In recent years, however, Tikkunim have become extremely popular for all Jews, in Israel and around the world. In Jerusalem, one can spend the whole night wandering from tikkun to tikkun, which are held in homes, synagogues, community centers, and educational institutions of every religious and ideological flavor. Most of these gatherings are evenings of study for the sake of study and fellowship, and the various themes and topics they address are endless.
IN THE CONGREGATION
Customarily, the Book of Ruth, part of the section of the Bible known as Writings, is read during services on Shavuot. Ruth was a young Moabite woman who married an Israelite man. When her husband died, she followed her mother-in-law, Naomi, back to Israel and adopted the Jewish faith and people as her own. To feed herself and Naomi, she gleaned in the field of Boaz, a rich man. Boaz is taken with her, and eventually they marry. Among their descendants is the famed King David.
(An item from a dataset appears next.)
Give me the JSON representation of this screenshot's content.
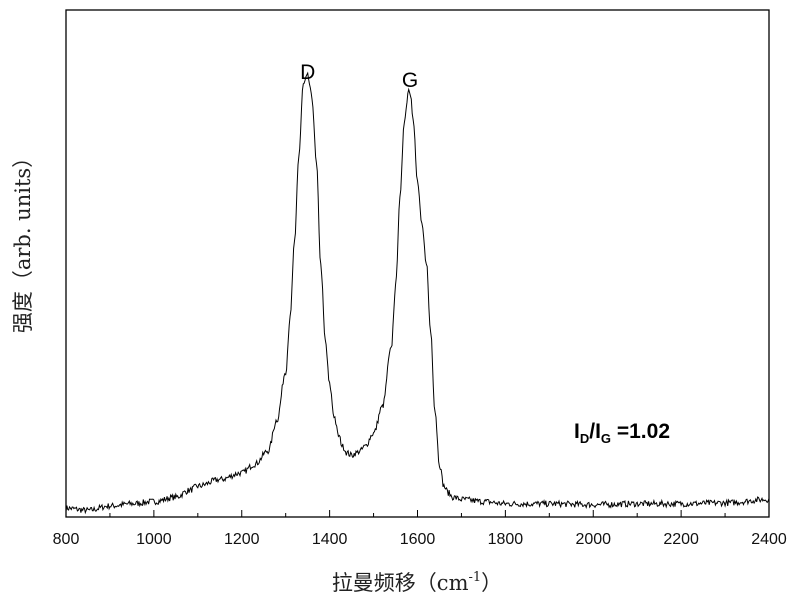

The theme of Ruth’s conversion to Judaism is central to this story. In Ruth 1:16–17, she states:
Do not urge me to leave you, to turn back and not follow you. For wherever you go, I will go. Wherever you lodge, I will lodge. Your people shall be my people, and your God my God. Where you die, I will die, and there will I be buried. Thus and more may God do to me if anything but death parts me from you.
Ruth is often considered to be the archetype of all who choose to convert to Judaism – accepting the Torah, just as Jews accepted the Torah at Mount Sinai – and this passage is generally understood as her conversion statement.
The ceremony of confirmation – for high school students who have continued their studies and Jewish involvement beyond b’nei mitzvah – often is held on or near Shavuot. Just as the Jewish people accepted the Torah on Shavuot, so do confirmands reaffirm their commitment to the covenant and adult Jewish life.
The custom of decorating with greens and fresh flowers on Shavuot reminds us of the spring harvest and the ancient ritual of bringing the first fruits to the Temple. The decorations also remind us of the legend that when the Israelites arrived at the base of Mount Sinai, they found it blooming with flowers and greenery.
Many Jews prepare and eat dairy foods – often cheesecake or blintzes – on Shavuot as a reminder of the sweetness of Torah, and also as a reminder that the Torah calls the land of Israel a land “flowing with milk and honey” (Exodus 3:8). Often families gather together on the holiday to enjoy a meal that features such dishes.
PREPARING FOR THE HOLIDAY
The Bible teaches that the Israelites had three days to prepare to receive the Torah at Mount Sinai. To ready themselves for the momentous occasion, they were instructed to wash their clothes and to stay ritually pure. By recalling those three days, Jews today can use the three days before Shavuot to prepare personally, as a family, and as a community to re-experience this life-changing event.